You see, the beauty of the ad is that it’s “non-linear.” It doesn’t give you a big list of “reasons to buy.” Instead, it paints a picture. It tells a story. It evokes an emotion.
The suits, on the other hand, are all thinking in a linear, box-checking fashion. They want to highlight the long list of product attributes (they are great, after all) and ram it down the throats of the consumer. And get completely ignored in the process.
The thing is, good advertising (good communication and problem-solving in general) is not linear. It’s more of a dance.
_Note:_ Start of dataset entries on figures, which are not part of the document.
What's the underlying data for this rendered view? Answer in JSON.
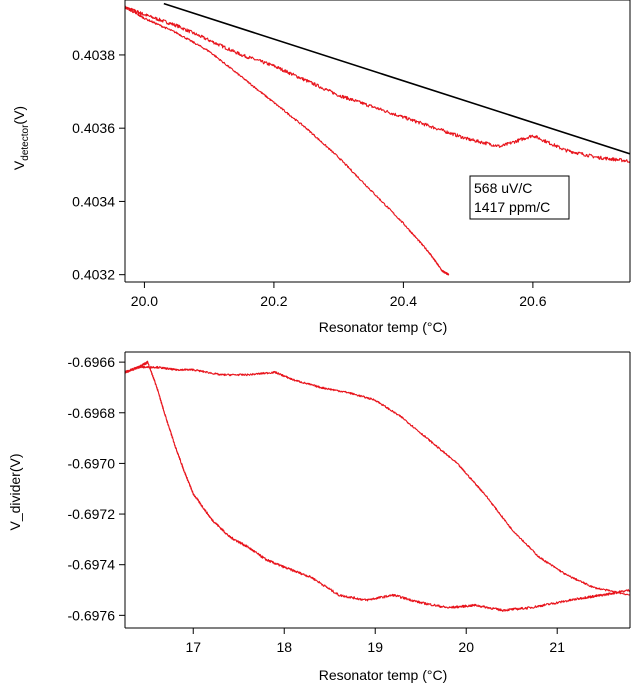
{
  "chart_data": [
    {
      "type": "line",
      "xlabel": "Resonator temp (°C)",
      "ylabel_main": "V",
      "ylabel_sub": "detector",
      "ylabel_unit": "(V)",
      "xlim": [
        19.97,
        20.75
      ],
      "ylim": [
        0.40318,
        0.40395
      ],
      "x_ticks": [
        20.0,
        20.2,
        20.4,
        20.6
      ],
      "x_tick_labels": [
        "20.0",
        "20.2",
        "20.4",
        "20.6"
      ],
      "y_ticks": [
        0.4032,
        0.4034,
        0.4036,
        0.4038
      ],
      "y_tick_labels": [
        "0.4032",
        "0.4034",
        "0.4036",
        "0.4038"
      ],
      "annotation": [
        "568 uV/C",
        "1417 ppm/C"
      ],
      "series": [
        {
          "color": "#e8141c",
          "noise": 4.5e-06,
          "x": [
            19.97,
            20.0,
            20.05,
            20.1,
            20.15,
            20.2,
            20.25,
            20.3,
            20.35,
            20.4,
            20.45,
            20.5,
            20.55,
            20.6,
            20.65,
            20.7,
            20.75
          ],
          "y": [
            0.40393,
            0.40391,
            0.40388,
            0.40384,
            0.4038,
            0.40377,
            0.40373,
            0.40369,
            0.40366,
            0.40363,
            0.4036,
            0.40357,
            0.40355,
            0.40358,
            0.40354,
            0.40352,
            0.40351
          ]
        },
        {
          "color": "#e8141c",
          "noise": 2.5e-06,
          "x": [
            19.97,
            20.0,
            20.05,
            20.1,
            20.15,
            20.2,
            20.25,
            20.3,
            20.35,
            20.4,
            20.44,
            20.46,
            20.47
          ],
          "y": [
            0.40393,
            0.4039,
            0.40386,
            0.40381,
            0.40374,
            0.40367,
            0.4036,
            0.40352,
            0.40343,
            0.40334,
            0.40326,
            0.40321,
            0.4032
          ]
        },
        {
          "color": "#000000",
          "noise": 0,
          "x": [
            20.03,
            20.75
          ],
          "y": [
            0.40394,
            0.40353
          ]
        }
      ]
    },
    {
      "type": "line",
      "xlabel": "Resonator temp (°C)",
      "ylabel": "V_divider(V)",
      "xlim": [
        16.25,
        21.8
      ],
      "ylim": [
        -0.69765,
        -0.69656
      ],
      "x_ticks": [
        17,
        18,
        19,
        20,
        21
      ],
      "x_tick_labels": [
        "17",
        "18",
        "19",
        "20",
        "21"
      ],
      "y_ticks": [
        -0.6976,
        -0.6974,
        -0.6972,
        -0.697,
        -0.6968,
        -0.6966
      ],
      "y_tick_labels": [
        "-0.6976",
        "-0.6974",
        "-0.6972",
        "-0.6970",
        "-0.6968",
        "-0.6966"
      ],
      "series": [
        {
          "color": "#e8141c",
          "noise": 4.5e-06,
          "x": [
            16.25,
            16.4,
            16.5,
            16.6,
            16.7,
            16.8,
            16.9,
            17.0,
            17.2,
            17.4,
            17.6,
            17.8,
            18.0,
            18.3,
            18.6,
            18.9,
            19.2,
            19.5,
            19.8,
            20.1,
            20.4,
            20.7,
            21.0,
            21.3,
            21.5,
            21.8
          ],
          "y": [
            -0.69664,
            -0.69662,
            -0.6966,
            -0.6967,
            -0.69682,
            -0.69693,
            -0.69703,
            -0.69712,
            -0.69722,
            -0.69729,
            -0.69733,
            -0.69738,
            -0.69741,
            -0.69745,
            -0.69752,
            -0.69754,
            -0.69752,
            -0.69755,
            -0.69757,
            -0.69756,
            -0.69758,
            -0.69757,
            -0.69755,
            -0.69753,
            -0.69752,
            -0.6975
          ]
        },
        {
          "color": "#e8141c",
          "noise": 3.5e-06,
          "x": [
            16.4,
            16.6,
            16.8,
            17.0,
            17.3,
            17.6,
            17.9,
            18.1,
            18.4,
            18.7,
            19.0,
            19.3,
            19.6,
            19.9,
            20.2,
            20.5,
            20.8,
            21.1,
            21.4,
            21.8
          ],
          "y": [
            -0.69662,
            -0.69662,
            -0.69663,
            -0.69663,
            -0.69665,
            -0.69665,
            -0.69664,
            -0.69667,
            -0.6967,
            -0.69672,
            -0.69675,
            -0.69682,
            -0.69691,
            -0.697,
            -0.69712,
            -0.69726,
            -0.69737,
            -0.69744,
            -0.69749,
            -0.69752
          ]
        }
      ]
    }
  ]
}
The Dartmouth professor and renowned systems thinker, Donella Meadows (1941-2001), wrote a brilliant poem called, “Dancing With Systems” as a manifesto for “Systems Thinking.” It gives pretty robust advice that has stood the test of time. Things like: embracing complexity and paying attention to what is important – not just what is quantifiable.
Humans by nature have a strong desire to control and predict. We want to know what happens at the end of the story, and we focus on those things we can measure and easily influence.
But as Meadows shares, “We can’t impose our will upon a system… “systems can’t be controlled, but they can be designed and redesigned. We can’t surge forward with certainty into a world of no surprises but we can expect surprises and learn from them and even profit from them… We can’t control systems or figure them out, but we can dance with them.”
Our lives, our businesses, and certainly our organizational cultures are complex, living systems that are non-linear and oblique. But that’s what makes them meaningful. To change them in any meaningful way requires adaptability, dynamism and as Meadows argues, a fair amount of dancing.